今年も多くのプロ野球選手たちがユニホームを脱いだ。移籍先など次の進路が決まった選手がいる一方で、未定の選手もいる。それぞれの新しい人生に挑戦する男たちの思いを伝える「第2の人生へプレーボール」。ヤクルトからは、2度の戦力外通告を受けてなお…

 今年も多くのプロ野球選手たちがユニホームを脱いだ。移籍先など次の進路が決まった選手がいる一方で、未定の選手もいる。それぞれの新しい人生に挑戦する男たちの思いを伝える「第2の人生へプレーボール」。ヤクルトからは、2度の戦力外通告を受けてなお野球への情熱を燃やす尾仲祐哉投手(29)が、新天地となる社会人野球にかける思いや阪神時代に培った原点に迫る。

  ◇  ◇

 悩み抜いた末にこじ開けたのは、現役続行という扉だった。トライアウトを受けるか、受けないか。ヤクルトの裏方スタッフも打診され、時間ギリギリまで続いた葛藤がある。尾仲が選んだのは新チームで目指す「一」からのスタートだった。

 「現役がよかった。野球が続けたかった」

 その原点は阪神時代にある。18年に国内FA権を行使してDeNA入りした大和の人的補償で移籍。大山や近本、木浪ら…仲は良いが「癖の強い」同学年選手らとしのぎを削る日々を過ごした。携帯電話に残る一つのメモがある。19年7月10日、15時50分。鳴尾浜のブルペンで投球練習をしていると、福留が打席に立ちに来た。打者目線でもらった助言。即座にメモ帳に打ち込み、記憶と記録に刻み込む。のちに何度も見返すものになり、悩み、迷った時に立ち返る“場所”になった。

 そんな尾仲に転機が訪れたのが22年だ。当時の安藤2軍投手コーチから助言をもらい、シュートと出会った。思うように習得は進まないが、野村2軍バッテリーコーチからも「曲げなくていい。勝手に曲がるから、真っすぐを投げろ」と助言を受けた。スライダーを生かす新球種を手にした瞬間。だが、現実は厳しい。同年に阪神を戦力外。23年から2年間ヤクルトで踏ん張ったが、再び戦力外通告を受けた。

 「2回目なのでトライアウトは受けない。3回目って考えると…難しいですね」。直後は何も考えられなかった。それでも自主トレで師事するDeNA・山崎から「終わった時のことは終わってから考えられる。まだ続けた方がいい」と揺れ動く気持ちを、現役続行の方へ後押しされた。また決断に至った最大の決め手は、楽しさを見つけた野球そのものだった。
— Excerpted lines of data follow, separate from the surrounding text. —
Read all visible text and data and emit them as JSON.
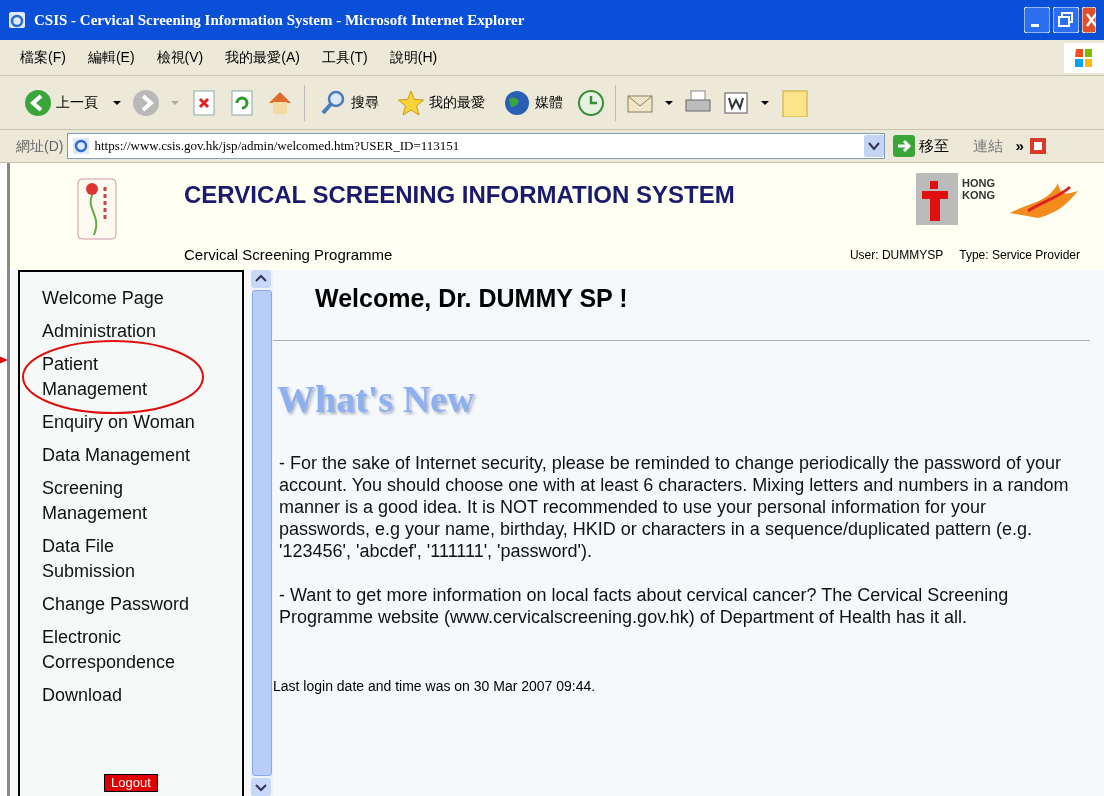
{
  "window": {
    "title": "CSIS - Cervical Screening Information System - Microsoft Internet Explorer"
  },
  "menu_bar": [
    "檔案(F)",
    "編輯(E)",
    "檢視(V)",
    "我的最愛(A)",
    "工具(T)",
    "說明(H)"
  ],
  "toolbar": [
    {
      "kind": "back",
      "label": "上一頁"
    },
    {
      "kind": "forward"
    },
    {
      "kind": "stop"
    },
    {
      "kind": "refresh"
    },
    {
      "kind": "home"
    },
    {
      "kind": "search",
      "label": "搜尋"
    },
    {
      "kind": "favorites",
      "label": "我的最愛"
    },
    {
      "kind": "media",
      "label": "媒體"
    },
    {
      "kind": "history"
    },
    {
      "kind": "mail"
    },
    {
      "kind": "print"
    },
    {
      "kind": "edit"
    },
    {
      "kind": "note"
    }
  ],
  "address_bar": {
    "label": "網址(D)",
    "url": "https://www.csis.gov.hk/jsp/admin/welcomed.htm?USER_ID=113151",
    "go": "移至",
    "links": "連結",
    "more": "»"
  },
  "header": {
    "title": "CERVICAL SCREENING INFORMATION SYSTEM",
    "subtitle": "Cervical Screening Programme",
    "user": "User: DUMMYSP",
    "type": "Type: Service Provider",
    "logo_text": "HONG KONG"
  },
  "sidebar": {
    "items": [
      {
        "label": "Welcome Page",
        "circled": false
      },
      {
        "label": "Administration",
        "circled": false
      },
      {
        "label": "Patient Management",
        "circled": true
      },
      {
        "label": "Enquiry on Woman",
        "circled": false
      },
      {
        "label": "Data Management",
        "circled": false
      },
      {
        "label": "Screening Management",
        "circled": false
      },
      {
        "label": "Data File Submission",
        "circled": false
      },
      {
        "label": "Change Password",
        "circled": false
      },
      {
        "label": "Electronic Correspondence",
        "circled": false
      },
      {
        "label": "Download",
        "circled": false
      }
    ],
    "logout": "Logout"
  },
  "content": {
    "greeting": "Welcome, Dr. DUMMY SP !",
    "heading": "What's New",
    "paragraphs": [
      "- For the sake of Internet security, please be reminded to change periodically the password of your account. You should choose one with at least 6 characters. Mixing letters and numbers in a random manner is a good idea. It is NOT recommended to use your personal information for your passwords, e.g your name, birthday, HKID or characters in a sequence/duplicated pattern (e.g. '123456', 'abcdef', '111111', 'password').",
      "- Want to get more information on local facts about cervical cancer? The Cervical Screening Programme website (www.cervicalscreening.gov.hk) of Department of Health has it all."
    ],
    "last_login": "Last login date and time was on 30 Mar 2007 09:44."
  }
}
 「シュートを覚えてから、自分の武器であったスライダーを生かせるから駆け引きが楽しくなった。ピッチングの楽しさを知ってしまった。まだケガもしていないし、体も動くから、まだ野球がやりたいなと思った」

 来年2月からは社会人野球の「サムティ硬式野球部」でプレーする。兵庫県三木市を拠点とする新チームだ。「都市対抗に出たいですね。もう一度、大勢の前で投げたい。1年目のサムティが全国出たらすごいだろうし。対戦したいのは、もちろん(同学年で三菱重工Westに所属する)北條でしょ」。諦められなかった情熱がある。新天地で目指す新しい夢へ。尾仲自身がともした炎を、消すつもりはない。

 ◆尾仲 祐哉(おなか・ゆうや)1995年1月31日生まれ、29歳。福岡県出身。現役時代は右投げ左打ちの投手。高稜から広島経大を経て2016年度ドラフト6位でDeNA入団。17年5月9日・中日戦(岐阜)でプロ初登板(中継ぎ)。同年オフ、FAの人的補償で阪神入り。22年に戦力外通告を受け翌年、ヤクルトへ。プロ通算45試合、1勝3敗、防御率6.08。